Culture
Le cinéma hongkongais face au silence imposé
_**Le réalisateur Kiwi Chow évoque les contraintes croissantes pesant sur la création artistique dans la métropole, après l’interdiction de son dernier film par les autorités.**_
Le cinéaste hongkongais Kiwi Chow a appris récemment que son dernier long métrage, « Deadline », se voyait refuser toute diffusion sur le territoire. Cette décision administrative, motivée par des considérations de sécurité nationale selon les autorités, est intervenue après plusieurs mois d’attente. Le réalisateur déplore l’absence d’explications détaillées sur les motifs précis de cette interdiction, qu’il qualifie d’incompréhensible.
Le film, un thriller tourné à Taïwan mais situé dans un univers fictif, explore les tensions au sein d’un établissement scolaire d’élite. Pour son auteur, cette œuvre relève de l’allégorie. L’annonce de son blocage illustre, selon lui, l’évolution du paysage cinématographique local. Une industrie autrefois reconnue pour sa liberté de ton et son esprit critique doit désormais composer avec un cadre réglementaire plus strict, renforcé depuis 2021.
La législation sur la sécurité nationale, introduite en 2020, a en effet conduit à un resserrement des contrôles sur la production culturelle. Les statistiques officielles font état d’une augmentation des interdictions et des demandes de modifications pour les films depuis cette date. Cette situation incite de nombreux professionnels à pratiquer une autocensure préventive, estime Kiwi Chow, réduisant d’autant la diversité des sujets abordés.

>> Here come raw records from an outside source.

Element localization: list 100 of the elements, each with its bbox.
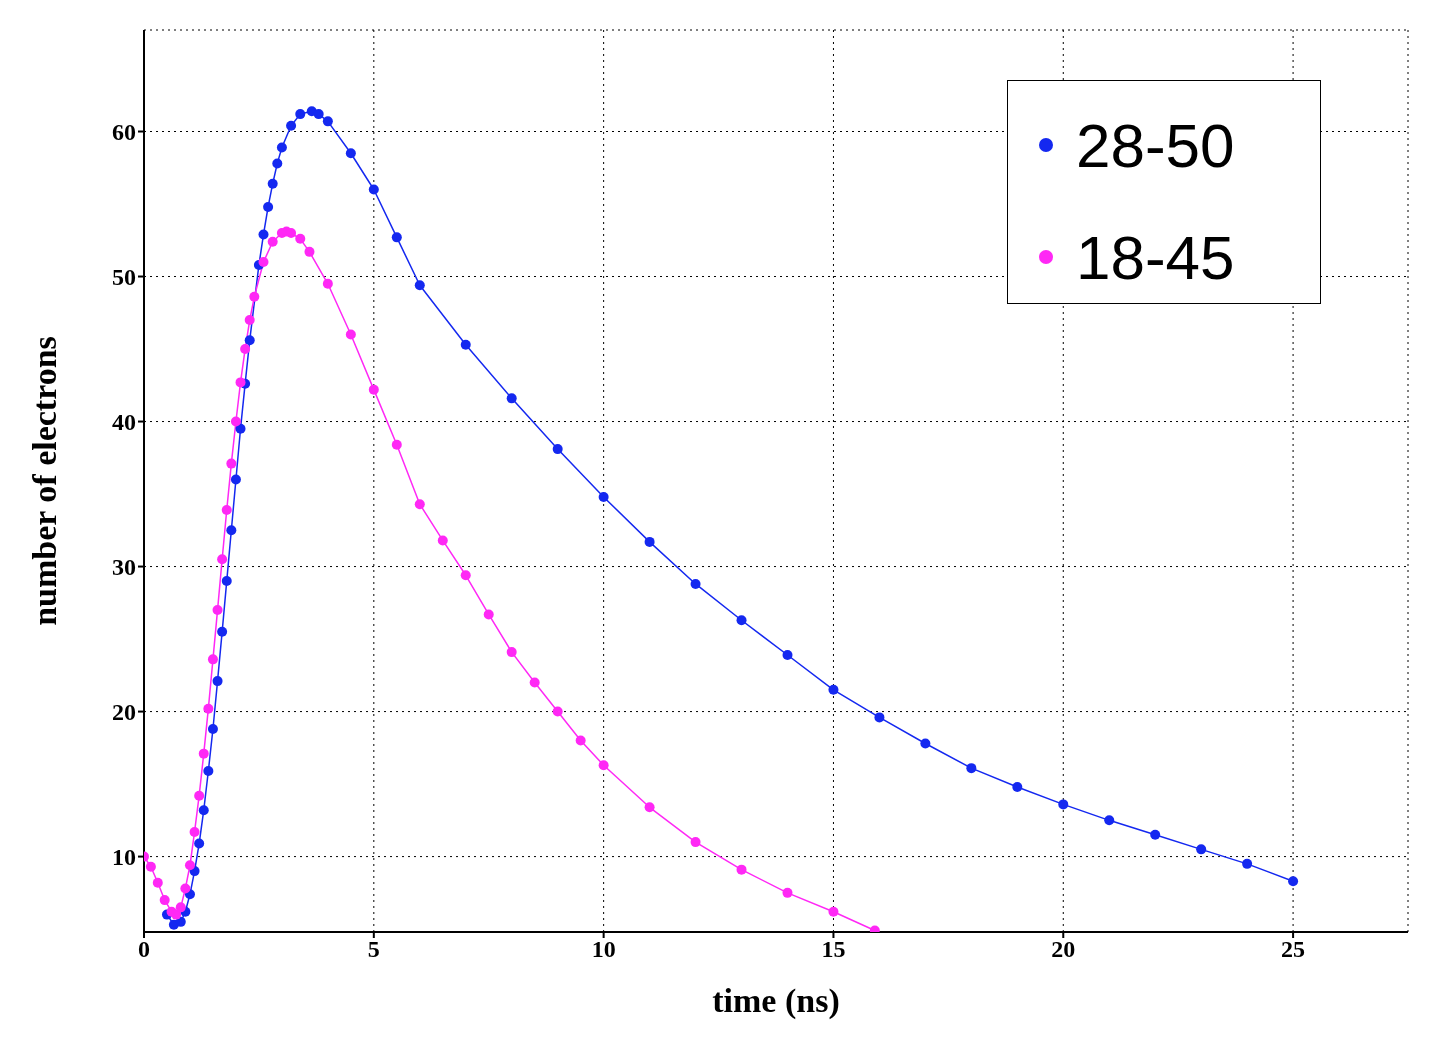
point xyxy=(345,329,356,340)
point xyxy=(159,895,170,906)
point xyxy=(212,605,223,616)
point xyxy=(1012,781,1023,792)
point xyxy=(920,738,931,749)
point xyxy=(263,201,274,212)
point xyxy=(506,647,517,658)
point xyxy=(644,802,655,813)
point xyxy=(276,142,287,153)
x-tick-label: 15 xyxy=(821,936,846,963)
point xyxy=(598,760,609,771)
point xyxy=(322,116,333,127)
legend-label: 28-50 xyxy=(1076,109,1235,181)
point xyxy=(552,444,563,455)
point xyxy=(217,626,228,637)
point xyxy=(244,315,255,326)
point xyxy=(1196,844,1207,855)
y-tick-label: 50 xyxy=(112,264,136,291)
point xyxy=(414,499,425,510)
point xyxy=(874,712,885,723)
point xyxy=(152,877,163,888)
x-tick-label: 10 xyxy=(591,936,616,963)
point xyxy=(230,416,241,427)
point xyxy=(506,393,517,404)
y-tick-label: 30 xyxy=(112,554,136,581)
point xyxy=(171,909,182,920)
point xyxy=(414,280,425,291)
point xyxy=(286,228,297,239)
point xyxy=(258,257,269,268)
point xyxy=(267,178,278,189)
point xyxy=(483,609,494,620)
point xyxy=(230,474,241,485)
point xyxy=(258,229,269,240)
point xyxy=(529,677,540,688)
point xyxy=(460,570,471,581)
point xyxy=(782,887,793,898)
x-tick-label: 20 xyxy=(1051,936,1076,963)
y-tick-label: 60 xyxy=(112,119,136,146)
x-tick-label: 0 xyxy=(138,936,150,963)
point xyxy=(203,766,214,777)
point xyxy=(249,291,260,302)
point xyxy=(198,748,209,759)
point xyxy=(175,916,186,927)
point xyxy=(736,864,747,875)
point xyxy=(304,246,315,257)
point xyxy=(460,339,471,350)
point xyxy=(966,763,977,774)
y-tick-label: 40 xyxy=(112,409,136,436)
legend-label: 18-45 xyxy=(1076,221,1235,293)
point xyxy=(690,578,701,589)
point xyxy=(226,525,237,536)
point xyxy=(207,654,218,665)
point xyxy=(221,576,232,587)
point xyxy=(235,423,246,434)
point xyxy=(575,735,586,746)
point xyxy=(644,536,655,547)
point xyxy=(313,109,324,120)
point xyxy=(1288,876,1299,887)
point xyxy=(690,837,701,848)
point xyxy=(286,120,297,131)
point xyxy=(207,723,218,734)
point xyxy=(272,158,283,169)
point xyxy=(221,505,232,515)
point xyxy=(203,703,214,714)
point xyxy=(267,236,278,247)
point xyxy=(180,883,191,894)
point xyxy=(1058,799,1069,810)
point xyxy=(1242,858,1253,869)
point xyxy=(345,148,356,159)
point xyxy=(437,535,448,546)
point xyxy=(295,109,306,120)
point xyxy=(145,861,156,872)
point xyxy=(189,826,200,837)
point xyxy=(598,491,609,502)
point xyxy=(184,860,195,871)
point xyxy=(217,554,228,565)
point xyxy=(828,684,839,695)
point xyxy=(368,384,379,395)
point xyxy=(782,650,793,661)
point xyxy=(322,278,333,289)
point xyxy=(226,458,237,469)
x-axis-title: time (ns) xyxy=(712,982,840,1020)
point xyxy=(1150,829,1161,840)
point xyxy=(240,344,251,355)
point xyxy=(194,838,205,849)
y-tick-label: 20 xyxy=(112,699,136,726)
point xyxy=(244,335,255,346)
point xyxy=(295,233,306,244)
y-tick-label: 10 xyxy=(112,844,136,871)
point xyxy=(828,906,839,917)
point xyxy=(391,232,402,243)
point xyxy=(175,902,186,913)
point xyxy=(391,439,402,450)
point xyxy=(368,184,379,195)
point xyxy=(552,706,563,717)
point xyxy=(235,377,246,388)
x-tick-label: 5 xyxy=(367,936,380,963)
y-axis-title: number of electrons xyxy=(26,336,64,626)
point xyxy=(198,805,209,816)
point xyxy=(1104,815,1115,826)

L’itinéraire du réalisateur est emblématique de ces transformations. Il s’était fait connaître en 2015 en contribuant au film à sketches « Ten Years », une œuvre dystopique qui avait rencontré un important écho public. Par la suite, il a filmé les manifestations de 2019, matériau utilisé pour un documentaire présenté à l’étranger. Ces prises de position antérieures pourraient, selon ses propres suppositions, expliquer les difficultés rencontrées aujourd’hui pour ses projets.
Le tournage de « Deadline » a dû être relocalisé à Taïwan, aucune institution scolaire de Hong Kong n’ayant accepté d’accueillir la production. Malgré ces obstacles et l’isolement évoqué par le cinéaste, ce dernier affirme sa volonté de continuer à créer. Il se dit prêt à adapter ses méthodes de travail, en réduisant par exemple ses budgets ou en retravaillant ses scénarios, pour pouvoir continuer à tourner dans sa ville. La perspective de renoncer, assure-t-il, ne fait pas partie de ses options.